Soon enough, Ben’s back and has mirrored my position with his fancy winged trainers up on the table. The cat’s perched in the middle, glancing between us with the evil eye like she’s plotting our demise. A few sips of lager later and Mercedes has evaporated from Ben’s mind, replaced by the excitement of his impending provisional driving licence. I want to be excited for him. I was excited for him twenty-four hours ago. Now, all I can think about is the cost of lessons, the price of a car, insurance, petrol…

“It should be here by now,” Ben complains. “I applied, like, six weeks ago.”

“Everything’s taking longer since covid.
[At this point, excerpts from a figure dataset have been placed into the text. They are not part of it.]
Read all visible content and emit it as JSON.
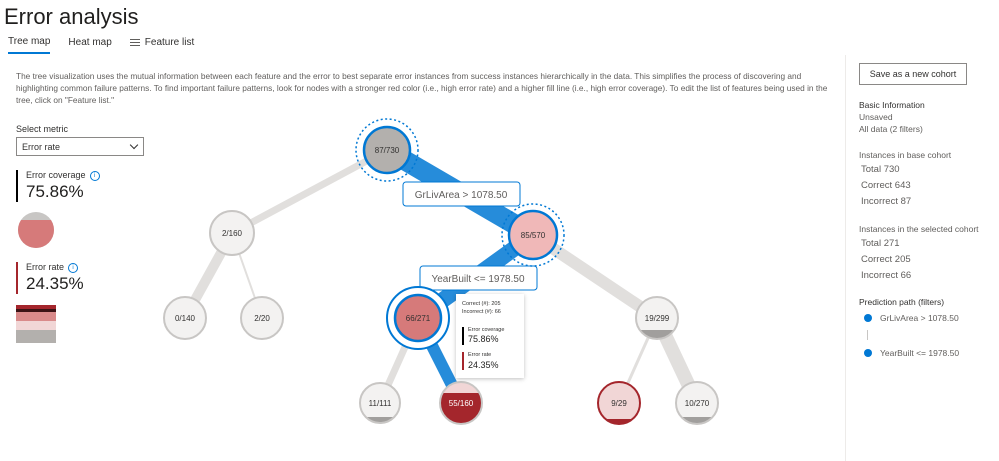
{
  "header": {
    "title": "Error analysis"
  },
  "tabs": [
    {
      "label": "Tree map",
      "active": true
    },
    {
      "label": "Heat map",
      "active": false
    },
    {
      "label": "Feature list",
      "active": false
    }
  ],
  "description": "The tree visualization uses the mutual information between each feature and the error to best separate error instances from success instances hierarchically in the data. This simplifies the process of discovering and highlighting common failure patterns. To find important failure patterns, look for nodes with a stronger red color (i.e., high error rate) and a higher fill line (i.e., high error coverage). To edit the list of features being used in the tree, click on \"Feature list.\"",
  "metric": {
    "label": "Select metric",
    "selected": "Error rate"
  },
  "error_coverage": {
    "label": "Error coverage",
    "value": "75.86%",
    "color": "#000000",
    "icon": "info-icon"
  },
  "error_rate": {
    "label": "Error rate",
    "value": "24.35%",
    "color": "#a4262c",
    "icon": "info-icon"
  },
  "sidebar": {
    "save_label": "Save as a new cohort",
    "basic_heading": "Basic Information",
    "status": "Unsaved",
    "filters": "All data (2 filters)",
    "base_heading": "Instances in base cohort",
    "base_total": "Total 730",
    "base_correct": "Correct 643",
    "base_incorrect": "Incorrect 87",
    "sel_heading": "Instances in the selected cohort",
    "sel_total": "Total 271",
    "sel_correct": "Correct 205",
    "sel_incorrect": "Incorrect 66",
    "path_heading": "Prediction path (filters)",
    "path": [
      "GrLivArea > 1078.50",
      "YearBuilt <= 1978.50"
    ]
  },
  "tree": {
    "edge_labels": [
      "GrLivArea > 1078.50",
      "YearBuilt <= 1978.50"
    ],
    "nodes": {
      "root": "87/730",
      "l1": "2/160",
      "r1": "85/570",
      "ll": "0/140",
      "lr": "2/20",
      "sel": "66/271",
      "rr": "19/299",
      "a": "11/111",
      "b": "55/160",
      "c": "9/29",
      "d": "10/270"
    }
  },
  "tooltip": {
    "correct": "Correct (#): 205",
    "incorrect": "Incorrect (#): 66",
    "coverage_label": "Error coverage",
    "coverage_value": "75.86%",
    "rate_label": "Error rate",
    "rate_value": "24.35%"
  },
  "colors": {
    "accent": "#0078d4",
    "error_dark": "#a4262c",
    "error_light": "#d67a7a",
    "node_grey": "#c8c6c4"
  }
}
There are huge backlogs. Don’t worry, they’ll get to yours.” Easier said than done when you’re seventeen, impatient, and craving your independence and I know how annoying I sound when I hear my own words.

“Jordan’s arrived last week. They only applied for it five weeks ago. I reckon mine’s lost.”

Got to love teenage optimism. “Maybe Jordan had different documents or something. It did say on the form to allow up to ten weeks. It’ll come, don’t worry,” is all I can say. Again. We’ve already had this conversation several times.

The only response I get is a grumbling noise. “By the way, Jordan and Ella are coming over tomorrow after college. Don’t forget Jordan’s pronouns.”